Quem lembra do dia seguinte é Carlos Eduardo, o terceiro dos quatro filhos do jornalista: “Uma vez o ouvi ligar pro Vicente Matheus e dizer: “Matheus, tem um craque no Botafogo de Ribeirão chamado Sócrates. Você precisa levar pro Corinthians”. O Matheus disse: “Como é o nome do menino mesmo?”. “Sócrates, pode contratar que você não vai se arrepender!” respondeu”.
O resto é história. Ainda em 1978, o presidente foi até Ribeirão e fez do médico o jogador mais caro da história do futebol brasileiro naquele momento. Mas para isso, ainda teve que dar um ‘nó’ no São Paulo.
Ao saber que o rival também tinha interesse no craque, o presidente do Corinthians desenvolveu uma estratégia para tirar o time do Morumbi da corrida. Antes de ir para Ribeirão, o cartola corintiano marcou uma reunião com Antonio Nunes Leme Galvão, presidente do tricolor paulista e natural de Ribeirão – fato que o fazia conhecer muito bem a jovem estrela. Enquanto Vicente viajava, seu irmão e vice, Isidoro falava com o são-paulino sobre Chicão, volante do time de Rubens Minelli. Com as atenções desviadas, o Corinthians agia rápido e contratava um de seus maiores ídolos.
Dirigentes do Botafogo receberam o presidente do Timão na chácara de Hamilton Mortari, um desses cartolas. A reunião começou pela manhã e terminou só à noite, como conta Igor Ramos no livro “Botafogo – Uma história de amor e glórias”. A primeira proposta foi de 4 milhões de Cruzeiros, o que gerou desdém dos botafoguenses. Vicente Matheus ameaçou ir embora, mas foi acalmado. O valor aumentou para 4,5 milhões, mas ainda não foi suficiente.

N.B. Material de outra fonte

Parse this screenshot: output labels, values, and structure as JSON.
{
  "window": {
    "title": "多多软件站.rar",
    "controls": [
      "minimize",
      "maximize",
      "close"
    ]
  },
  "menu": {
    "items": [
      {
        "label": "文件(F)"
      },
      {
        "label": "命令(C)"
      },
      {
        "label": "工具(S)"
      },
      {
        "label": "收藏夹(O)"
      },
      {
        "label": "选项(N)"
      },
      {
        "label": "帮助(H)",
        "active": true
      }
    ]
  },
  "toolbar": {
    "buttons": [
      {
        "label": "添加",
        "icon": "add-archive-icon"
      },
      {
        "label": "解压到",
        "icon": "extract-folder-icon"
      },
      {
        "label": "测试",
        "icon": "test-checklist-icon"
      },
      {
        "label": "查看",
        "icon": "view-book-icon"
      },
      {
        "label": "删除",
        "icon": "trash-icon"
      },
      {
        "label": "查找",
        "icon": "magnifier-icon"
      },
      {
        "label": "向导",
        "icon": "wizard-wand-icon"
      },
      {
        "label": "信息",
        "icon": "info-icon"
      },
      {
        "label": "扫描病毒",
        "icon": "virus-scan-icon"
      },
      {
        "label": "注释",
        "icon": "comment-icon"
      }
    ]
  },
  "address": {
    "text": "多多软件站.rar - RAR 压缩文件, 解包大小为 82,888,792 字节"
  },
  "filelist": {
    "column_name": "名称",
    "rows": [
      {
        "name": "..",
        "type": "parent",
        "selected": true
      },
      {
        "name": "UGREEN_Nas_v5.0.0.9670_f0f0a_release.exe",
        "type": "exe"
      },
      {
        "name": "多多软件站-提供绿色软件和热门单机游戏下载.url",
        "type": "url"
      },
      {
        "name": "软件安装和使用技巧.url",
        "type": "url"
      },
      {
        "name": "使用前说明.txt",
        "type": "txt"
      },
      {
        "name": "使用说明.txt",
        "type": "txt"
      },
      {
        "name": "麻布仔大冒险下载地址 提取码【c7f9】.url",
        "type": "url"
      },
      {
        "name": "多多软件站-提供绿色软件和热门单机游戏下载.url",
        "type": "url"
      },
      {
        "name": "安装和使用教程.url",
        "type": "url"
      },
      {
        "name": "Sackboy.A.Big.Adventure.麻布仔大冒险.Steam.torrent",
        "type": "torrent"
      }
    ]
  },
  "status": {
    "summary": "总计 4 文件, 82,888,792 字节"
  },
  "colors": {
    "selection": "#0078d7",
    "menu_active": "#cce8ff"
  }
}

Após conversas e mais conversas, o negócio foi fechado em quase 6 milhões de Cruzeiros, algo em torno de 350 mil dólares. O presidente da equipe de Ribeirão ainda não estava satisfeito e tentava convencer o craque a ficar, mas a vontade do jogador e a insistência de Vicente Matheus fizeram o martelo bater.

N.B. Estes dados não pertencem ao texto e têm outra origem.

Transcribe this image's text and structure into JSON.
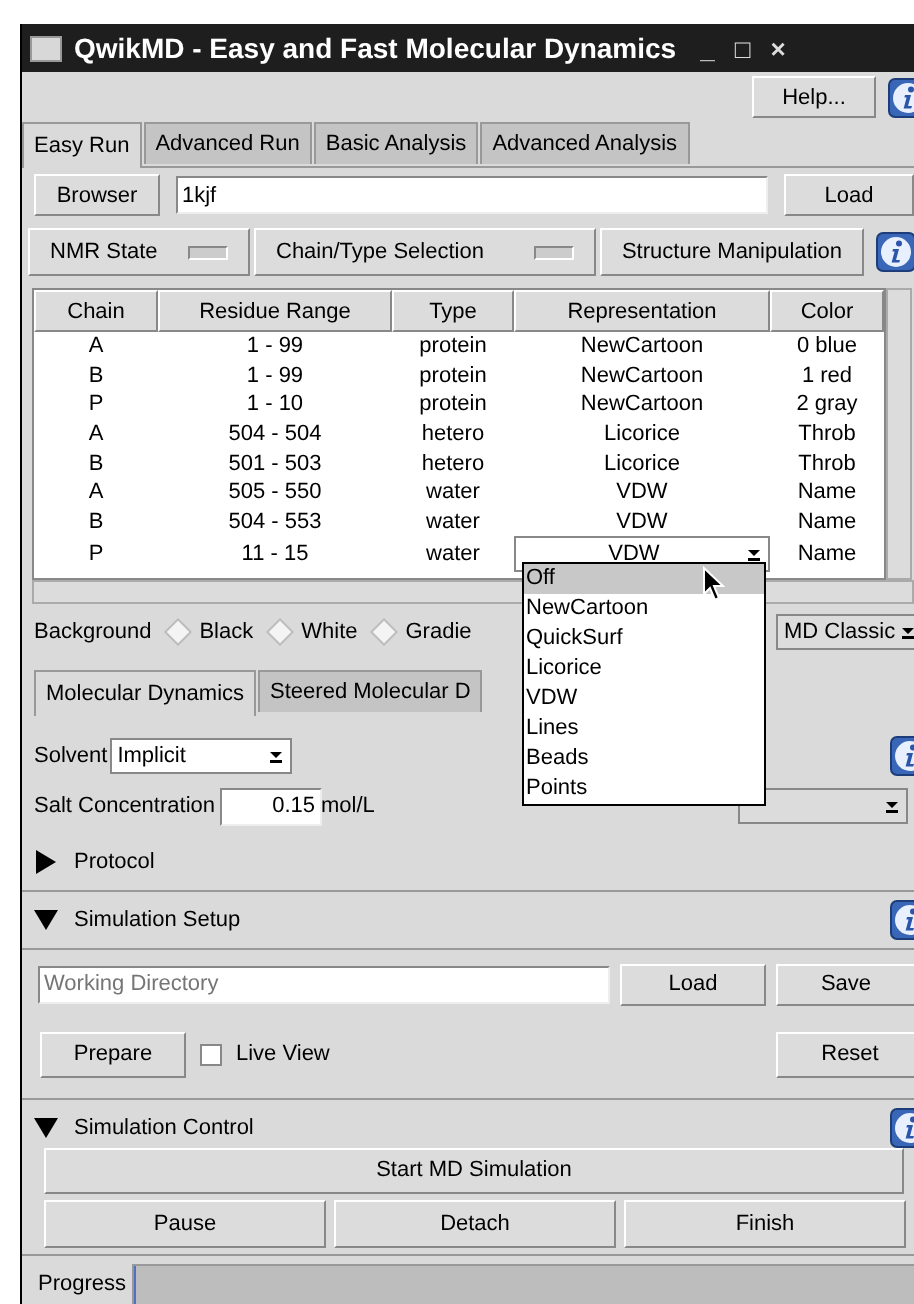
{
  "window": {
    "title": "QwikMD - Easy and Fast Molecular Dynamics",
    "controls": [
      "_",
      "□",
      "×"
    ]
  },
  "help_button": "Help...",
  "main_tabs": [
    {
      "label": "Easy Run",
      "selected": true
    },
    {
      "label": "Advanced Run",
      "selected": false
    },
    {
      "label": "Basic Analysis",
      "selected": false
    },
    {
      "label": "Advanced Analysis",
      "selected": false
    }
  ],
  "browser": {
    "button": "Browser",
    "value": "1kjf",
    "load": "Load"
  },
  "section_toggles": [
    {
      "label": "NMR State",
      "kind": "toggle"
    },
    {
      "label": "Chain/Type Selection",
      "kind": "toggle"
    },
    {
      "label": "Structure Manipulation",
      "kind": "button"
    }
  ],
  "table": {
    "columns": [
      "Chain",
      "Residue Range",
      "Type",
      "Representation",
      "Color"
    ],
    "rows": [
      {
        "cells": [
          "A",
          "1 - 99",
          "protein",
          "NewCartoon",
          "0 blue"
        ],
        "editing": false
      },
      {
        "cells": [
          "B",
          "1 - 99",
          "protein",
          "NewCartoon",
          "1 red"
        ],
        "editing": false
      },
      {
        "cells": [
          "P",
          "1 - 10",
          "protein",
          "NewCartoon",
          "2 gray"
        ],
        "editing": false
      },
      {
        "cells": [
          "A",
          "504 - 504",
          "hetero",
          "Licorice",
          "Throb"
        ],
        "editing": false
      },
      {
        "cells": [
          "B",
          "501 - 503",
          "hetero",
          "Licorice",
          "Throb"
        ],
        "editing": false
      },
      {
        "cells": [
          "A",
          "505 - 550",
          "water",
          "VDW",
          "Name"
        ],
        "editing": false
      },
      {
        "cells": [
          "B",
          "504 - 553",
          "water",
          "VDW",
          "Name"
        ],
        "editing": false
      },
      {
        "cells": [
          "P",
          "11 - 15",
          "water",
          "VDW",
          "Name"
        ],
        "editing": true
      }
    ]
  },
  "representation_menu": [
    {
      "label": "Off",
      "selected": true
    },
    {
      "label": "NewCartoon",
      "selected": false
    },
    {
      "label": "QuickSurf",
      "selected": false
    },
    {
      "label": "Licorice",
      "selected": false
    },
    {
      "label": "VDW",
      "selected": false
    },
    {
      "label": "Lines",
      "selected": false
    },
    {
      "label": "Beads",
      "selected": false
    },
    {
      "label": "Points",
      "selected": false
    }
  ],
  "background": {
    "label": "Background",
    "options": [
      {
        "label": "Black",
        "selected": false
      },
      {
        "label": "White",
        "selected": false
      },
      {
        "label": "Gradie",
        "selected": false
      }
    ],
    "style": "MD Classic"
  },
  "protocol_tabs": [
    {
      "label": "Molecular Dynamics",
      "selected": true
    },
    {
      "label": "Steered Molecular D",
      "selected": false
    }
  ],
  "solvent": {
    "label": "Solvent",
    "value": "Implicit"
  },
  "salt": {
    "label": "Salt Concentration",
    "value": "0.15",
    "unit": "mol/L"
  },
  "protocol": {
    "label": "Protocol",
    "expanded": false
  },
  "setup": {
    "label": "Simulation Setup",
    "expanded": true,
    "placeholder": "Working Directory",
    "load": "Load",
    "save": "Save",
    "prepare": "Prepare",
    "live_view": {
      "label": "Live View",
      "checked": false
    },
    "reset": "Reset"
  },
  "control": {
    "label": "Simulation Control",
    "expanded": true,
    "start": "Start MD Simulation",
    "buttons": [
      "Pause",
      "Detach",
      "Finish"
    ],
    "progress_label": "Progress",
    "level": 0
  }
}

“Quando eu me formei e decidi continuar jogando bola, eu falava que o primeiro time grande que chegasse eu iria embora. Isso estava certo com o Botafogo”, disse Sócrates.

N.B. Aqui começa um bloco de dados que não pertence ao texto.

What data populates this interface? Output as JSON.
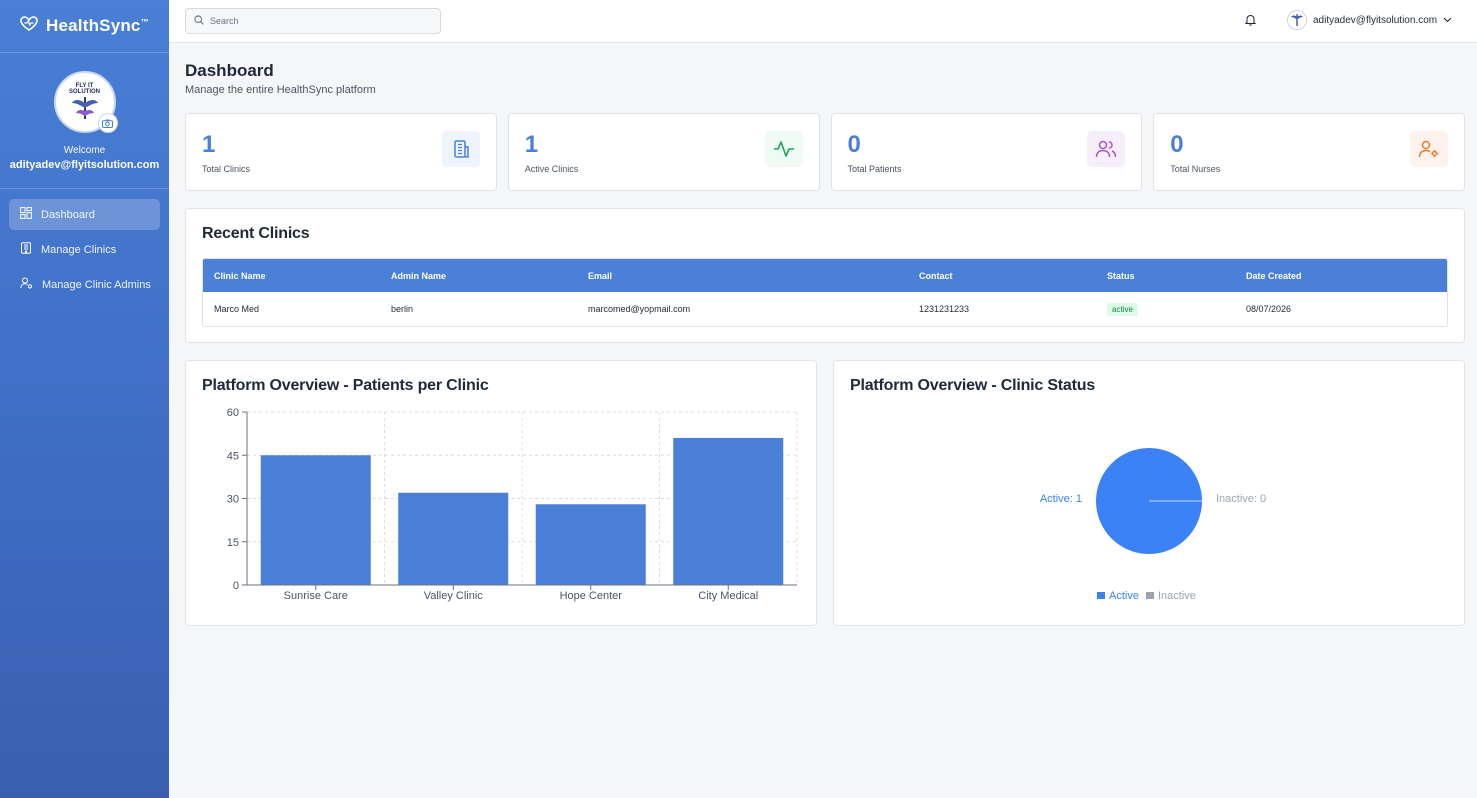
{
  "brand": {
    "name": "HealthSync",
    "tm": "™"
  },
  "profile": {
    "avatar_text": [
      "FLY IT",
      "SOLUTION"
    ],
    "welcome": "Welcome",
    "email": "adityadev@flyitsolution.com"
  },
  "nav": [
    {
      "label": "Dashboard",
      "icon": "grid-icon",
      "active": true
    },
    {
      "label": "Manage Clinics",
      "icon": "building-icon",
      "active": false
    },
    {
      "label": "Manage Clinic Admins",
      "icon": "user-cog-icon",
      "active": false
    }
  ],
  "topbar": {
    "search_placeholder": "Search",
    "user_email": "adityadev@flyitsolution.com"
  },
  "page": {
    "title": "Dashboard",
    "subtitle": "Manage the entire HealthSync platform"
  },
  "stats": [
    {
      "value": "1",
      "label": "Total Clinics",
      "icon": "building-icon",
      "icon_bg": "#eef4fd",
      "icon_color": "#4a80d8"
    },
    {
      "value": "1",
      "label": "Active Clinics",
      "icon": "activity-icon",
      "icon_bg": "#eefaf3",
      "icon_color": "#22a35a"
    },
    {
      "value": "0",
      "label": "Total Patients",
      "icon": "users-icon",
      "icon_bg": "#f7eefb",
      "icon_color": "#a855c7"
    },
    {
      "value": "0",
      "label": "Total Nurses",
      "icon": "user-gear-icon",
      "icon_bg": "#fdf3ec",
      "icon_color": "#ea7a2a"
    }
  ],
  "recent": {
    "title": "Recent Clinics",
    "columns": [
      "Clinic Name",
      "Admin Name",
      "Email",
      "Contact",
      "Status",
      "Date Created"
    ],
    "rows": [
      {
        "clinic": "Marco Med",
        "admin": "berlin",
        "email": "marcomed@yopmail.com",
        "contact": "1231231233",
        "status": "active",
        "date": "08/07/2026"
      }
    ]
  },
  "chart_data": [
    {
      "type": "bar",
      "title": "Platform Overview - Patients per Clinic",
      "categories": [
        "Sunrise Care",
        "Valley Clinic",
        "Hope Center",
        "City Medical"
      ],
      "values": [
        45,
        32,
        28,
        51
      ],
      "ylim": [
        0,
        60
      ],
      "yticks": [
        0,
        15,
        30,
        45,
        60
      ],
      "grid": true,
      "color": "#4a80d8"
    },
    {
      "type": "pie",
      "title": "Platform Overview - Clinic Status",
      "labels": [
        "Active",
        "Inactive"
      ],
      "values": [
        1,
        0
      ],
      "slice_labels": [
        "Active: 1",
        "Inactive: 0"
      ],
      "colors": [
        "#3b82f6",
        "#9ca3af"
      ],
      "legend": "bottom"
    }
  ],
  "colors": {
    "accent": "#4a80d8",
    "sidebar": "#4a7fd6"
  }
}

“Se era para ficar no futebol, eu tentaria voos mais altos. Não havia outra possibilidade”, Sócrates
Apesar de Sócrates ser a maior venda da história do futebol brasileiro naquele momento, o Doutor não veio para a capital viver como rei. Pelo menos não de cara…
“Eu ganhava no Corinthians o mesmo que ganhava no Botafogo. Depois eu vi a besteira que fiz, porque tinha que pagar aluguel lá. O contrato era exatamente o mesmo. Alias, a briga que eu tive com o Matheus depois foi por causa disso. Eu ganhava 23 mil contos e pagava 13 mil de aluguel. Em um ano eu cheguei na seleção e tentei antecipar a renovação de contrato para ganhar um pouco mais. Na época, o Zico ganhava 450 contos e eu 23. E estávamos no mesmo nível no futebol brasileiro. Eu propus ao Matheus ganhar 150, e sabe por quanto renovei no ano seguinte? Por 1,7 milhão, porque também tinha uma inflação danada”, concluiu o craque.
Pelo Timão, Sócrates marcou época dentro e fora de campo, tanto como jogador quanto como ativista. Eternizou a comemoração com o punho levantado em riste, foi um dos expoentes da Democracia Corintiana e, da boca de Vicente Matheus, passou por mais um causo curioso. “O Sócrates é inegociável, invendável e imprestável”, disse o presidente em um dos mais famosos erros de português da história do futebol.